Mi cuerpo permaneció adormecido. Él acercó el inmaculado pañuelo. Lo arrastró en la mejilla derecha y luego en la izquierda. Recorrió los labios con ese toque tan suyo, una especie de reverencia y arrebato. Cualquier otro podría creer que me lastimaba, mas, eso nunca sucedió. Jamás estuve en peligro entre sus brazos. Dobló el pañuelo en cuartos y lo guardó en el bolsillo del traje, donde, una diminuta mancha comenzó a formarse. Esos ojos, como el whisky puro, se aferraron a los míos. —Perdóname, Will. —Mis palabras ahogadas.
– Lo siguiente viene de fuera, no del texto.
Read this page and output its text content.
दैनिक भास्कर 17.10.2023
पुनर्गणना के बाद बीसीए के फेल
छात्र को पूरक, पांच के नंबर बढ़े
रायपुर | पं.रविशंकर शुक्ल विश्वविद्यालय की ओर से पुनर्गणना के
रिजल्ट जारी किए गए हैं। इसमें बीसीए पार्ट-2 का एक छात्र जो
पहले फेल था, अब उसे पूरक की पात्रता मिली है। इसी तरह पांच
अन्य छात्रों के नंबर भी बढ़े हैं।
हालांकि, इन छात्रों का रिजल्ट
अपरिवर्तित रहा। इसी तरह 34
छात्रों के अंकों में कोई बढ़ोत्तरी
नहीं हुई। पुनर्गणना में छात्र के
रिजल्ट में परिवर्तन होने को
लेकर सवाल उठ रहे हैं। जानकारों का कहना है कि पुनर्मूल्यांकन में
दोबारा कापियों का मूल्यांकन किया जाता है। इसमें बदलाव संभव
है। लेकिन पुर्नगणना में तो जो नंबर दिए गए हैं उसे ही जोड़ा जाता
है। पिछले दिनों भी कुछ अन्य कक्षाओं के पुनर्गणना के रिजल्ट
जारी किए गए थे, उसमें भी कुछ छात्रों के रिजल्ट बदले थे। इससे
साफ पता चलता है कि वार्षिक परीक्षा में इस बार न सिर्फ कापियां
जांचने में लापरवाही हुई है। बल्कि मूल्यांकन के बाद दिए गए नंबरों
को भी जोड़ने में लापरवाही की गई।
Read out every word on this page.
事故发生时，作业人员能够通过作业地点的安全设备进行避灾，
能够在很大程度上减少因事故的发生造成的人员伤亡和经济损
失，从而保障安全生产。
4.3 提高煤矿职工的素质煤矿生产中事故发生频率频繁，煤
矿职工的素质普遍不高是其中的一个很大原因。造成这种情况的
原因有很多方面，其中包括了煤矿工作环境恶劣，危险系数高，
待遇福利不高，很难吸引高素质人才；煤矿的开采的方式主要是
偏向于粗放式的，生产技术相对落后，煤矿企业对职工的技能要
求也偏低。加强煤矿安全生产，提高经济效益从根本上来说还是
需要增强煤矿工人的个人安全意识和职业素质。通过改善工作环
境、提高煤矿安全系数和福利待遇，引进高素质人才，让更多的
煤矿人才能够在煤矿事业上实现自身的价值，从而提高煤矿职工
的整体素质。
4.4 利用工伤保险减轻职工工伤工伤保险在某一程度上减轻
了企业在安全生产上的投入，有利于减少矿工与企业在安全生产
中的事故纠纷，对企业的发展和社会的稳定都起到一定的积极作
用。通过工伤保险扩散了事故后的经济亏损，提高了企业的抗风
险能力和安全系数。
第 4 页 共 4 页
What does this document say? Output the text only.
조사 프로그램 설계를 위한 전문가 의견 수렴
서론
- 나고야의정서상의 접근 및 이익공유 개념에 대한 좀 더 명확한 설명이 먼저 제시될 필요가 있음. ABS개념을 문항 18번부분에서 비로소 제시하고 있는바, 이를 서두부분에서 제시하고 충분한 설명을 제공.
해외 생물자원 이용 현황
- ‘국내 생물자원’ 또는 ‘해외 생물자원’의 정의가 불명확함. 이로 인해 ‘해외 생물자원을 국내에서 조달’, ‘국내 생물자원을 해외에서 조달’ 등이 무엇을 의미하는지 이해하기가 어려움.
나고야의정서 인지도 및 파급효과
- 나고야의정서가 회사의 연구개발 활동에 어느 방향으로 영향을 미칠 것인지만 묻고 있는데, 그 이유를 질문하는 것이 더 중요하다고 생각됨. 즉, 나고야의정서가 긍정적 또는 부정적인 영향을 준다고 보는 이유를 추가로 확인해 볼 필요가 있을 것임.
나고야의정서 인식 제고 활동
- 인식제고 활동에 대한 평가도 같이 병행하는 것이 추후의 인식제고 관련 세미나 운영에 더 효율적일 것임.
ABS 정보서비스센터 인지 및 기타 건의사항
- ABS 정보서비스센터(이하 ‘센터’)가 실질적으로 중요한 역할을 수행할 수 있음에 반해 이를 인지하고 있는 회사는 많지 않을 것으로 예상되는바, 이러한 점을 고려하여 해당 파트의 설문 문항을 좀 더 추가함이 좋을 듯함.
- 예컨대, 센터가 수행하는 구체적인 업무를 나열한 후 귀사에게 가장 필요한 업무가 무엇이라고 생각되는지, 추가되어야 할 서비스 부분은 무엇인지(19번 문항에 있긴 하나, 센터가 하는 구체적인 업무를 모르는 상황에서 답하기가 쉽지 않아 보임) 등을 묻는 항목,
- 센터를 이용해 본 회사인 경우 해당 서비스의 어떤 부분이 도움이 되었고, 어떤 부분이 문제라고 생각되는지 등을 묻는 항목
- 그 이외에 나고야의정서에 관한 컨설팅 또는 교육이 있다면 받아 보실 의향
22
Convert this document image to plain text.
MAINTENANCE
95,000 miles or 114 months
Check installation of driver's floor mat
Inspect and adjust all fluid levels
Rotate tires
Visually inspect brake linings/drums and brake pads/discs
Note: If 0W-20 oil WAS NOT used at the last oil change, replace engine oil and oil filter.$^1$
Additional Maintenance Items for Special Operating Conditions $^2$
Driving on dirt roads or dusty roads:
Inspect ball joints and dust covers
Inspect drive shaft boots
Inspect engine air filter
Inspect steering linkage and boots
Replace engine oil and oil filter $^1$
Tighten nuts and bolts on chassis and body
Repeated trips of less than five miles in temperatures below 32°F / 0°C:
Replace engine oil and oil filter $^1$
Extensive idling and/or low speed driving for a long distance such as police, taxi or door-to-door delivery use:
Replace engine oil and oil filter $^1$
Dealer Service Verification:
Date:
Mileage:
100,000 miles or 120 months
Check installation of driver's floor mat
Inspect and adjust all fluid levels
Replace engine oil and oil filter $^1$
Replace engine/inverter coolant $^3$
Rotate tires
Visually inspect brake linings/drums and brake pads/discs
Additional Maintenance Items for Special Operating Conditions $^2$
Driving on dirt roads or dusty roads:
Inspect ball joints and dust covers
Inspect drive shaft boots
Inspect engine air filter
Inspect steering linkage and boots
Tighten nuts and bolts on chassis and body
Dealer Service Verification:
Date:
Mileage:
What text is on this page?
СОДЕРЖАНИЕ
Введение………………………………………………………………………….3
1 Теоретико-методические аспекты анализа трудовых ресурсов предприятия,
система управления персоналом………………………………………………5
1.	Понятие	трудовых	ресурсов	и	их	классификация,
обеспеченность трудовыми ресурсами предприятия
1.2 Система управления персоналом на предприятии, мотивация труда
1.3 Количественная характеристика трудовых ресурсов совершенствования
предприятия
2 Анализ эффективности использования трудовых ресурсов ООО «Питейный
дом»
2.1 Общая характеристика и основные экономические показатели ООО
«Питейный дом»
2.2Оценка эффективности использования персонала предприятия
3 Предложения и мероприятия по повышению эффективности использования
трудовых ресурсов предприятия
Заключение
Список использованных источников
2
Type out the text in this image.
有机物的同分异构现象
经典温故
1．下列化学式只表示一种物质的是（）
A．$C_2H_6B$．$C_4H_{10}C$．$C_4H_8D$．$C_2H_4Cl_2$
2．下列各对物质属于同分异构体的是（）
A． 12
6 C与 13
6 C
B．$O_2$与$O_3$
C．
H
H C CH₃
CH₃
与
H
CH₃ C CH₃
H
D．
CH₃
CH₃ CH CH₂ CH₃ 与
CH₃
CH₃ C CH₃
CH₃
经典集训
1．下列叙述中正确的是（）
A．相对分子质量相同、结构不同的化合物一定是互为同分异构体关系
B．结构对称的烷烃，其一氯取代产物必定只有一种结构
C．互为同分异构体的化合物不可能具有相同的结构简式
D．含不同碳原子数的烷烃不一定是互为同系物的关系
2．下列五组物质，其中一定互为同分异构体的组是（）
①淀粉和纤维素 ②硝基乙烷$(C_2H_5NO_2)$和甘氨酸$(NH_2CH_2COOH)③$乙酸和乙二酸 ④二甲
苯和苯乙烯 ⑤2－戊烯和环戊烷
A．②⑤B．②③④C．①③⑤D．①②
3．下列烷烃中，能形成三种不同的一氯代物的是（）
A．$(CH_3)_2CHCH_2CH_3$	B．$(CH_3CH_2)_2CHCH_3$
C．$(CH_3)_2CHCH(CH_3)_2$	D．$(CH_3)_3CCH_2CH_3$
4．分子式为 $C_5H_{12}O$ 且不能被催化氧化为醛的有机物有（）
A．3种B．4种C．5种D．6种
Al parecer sus extremidades ya no resistieron la postura porque cayó. No obstante, eso nunca sucedió antes. William Miller era macizo y distinguido. Un hombre admirado por su comunidad que no le temía a nada y siempre encontraba soluciones. Extendió la pierna derecha y dejó la izquierda doblada. Cubrió la boca con la mano y desvió la mirada. Tras aclarar la garganta, y cual, si fuera una pluma, me levantó hasta apoyar la cabeza sobre su regazo. Llevó la mano a un lado y segundos después sentí el frescor del agua enjugar mis labios. Los entreabrí y saqué la punta de la lengua. Dejó que varias gotas resarcieran mi garganta, no obstante, con cada una de ellas volvía a tocar el líquido para llevar los dedos a su boca. No sé cuántos minutos pasaron hasta que otro ataque de tos me invadió. Quise levantar el brazo ceniciento para cubrirme, pero él lo sujetó con firmeza. Varios puntos rojos cayeron aquí y allá. En el saco, la camisa y la nariz. Me atreví a recorrer el rostro de mandíbula cuadrada con la mirada y me tropecé con la suya.

Un par de lágrimas corrieron por mis mejillas. Era la única responsable de arrebatarle el futuro. Él extendió el pulgar y las recogió para llevarlas a sus labios. Se inclinó y dejó besos sueltos mientras sus manos gruesas sostenían mi rostro con devoción. Anhelé poder rodearlo con mis brazos y sentir la suavidad de su cabello castaño una vez más. El adormecimiento fue reemplazado por el vació que se extendió en mi pecho. Y de tantas cosas por decir ninguna abandonó mi boca. Los hombres partirían hacia el Pacífico al siguiente día. Los japoneses atacaron suelo americano y el país entraba a la guerra. Esa mañana me puse el vestido de rayón que me regaló hacia un mes. Un atuendo de una pieza estilo A, en gris, con hombreras y un diminuto cinto que enmarcaba la cintura. Will vendió el reloj de oro que le perteneció a su padre para poder comprarlo. El dinero que sobró se guardó en un cofre que permanecía debajo de la cama. Eso debía cubrir mis gastos durante algunas semanas. Tuve que retocar los labios cuando boté el desayuno por el retrete. Al mirarme en el espejo sonreí por verme tan desmejorada. El cabello platino perdió su lustre. Necesitaba un poco de rouge para las mejillas, pero no tenía, si bien, un brillo especial lograba hacer resplandecer mi mirada y, estaba segura, de que nadie notaría mi palidez. La semana anterior solicité trabajo en la fábrica Remington que desde hacía tres meses se encargaba de la producción de la Colt. A pesar de la calentura que me mantenía débil desde el mes pasado, acudí a la entrevista. Llené la documentación. Como cada vez, desde hacía tres meses, el orgullo engrandeció mi corazón al escribir Helen Miller en el espacio donde solicitaban mi nombre. La mujer que me entrevistó me informó de mis responsabilidades. Por último, me hicieron un examen médico. Ese día me comunicarían su decisión.

Sin embargo, cuando llegué a la fábrica no me permitieron el paso. Me explicaron que podía desatar una epidemia con mi enfermedad. Fiebre tifoidea la nombraron.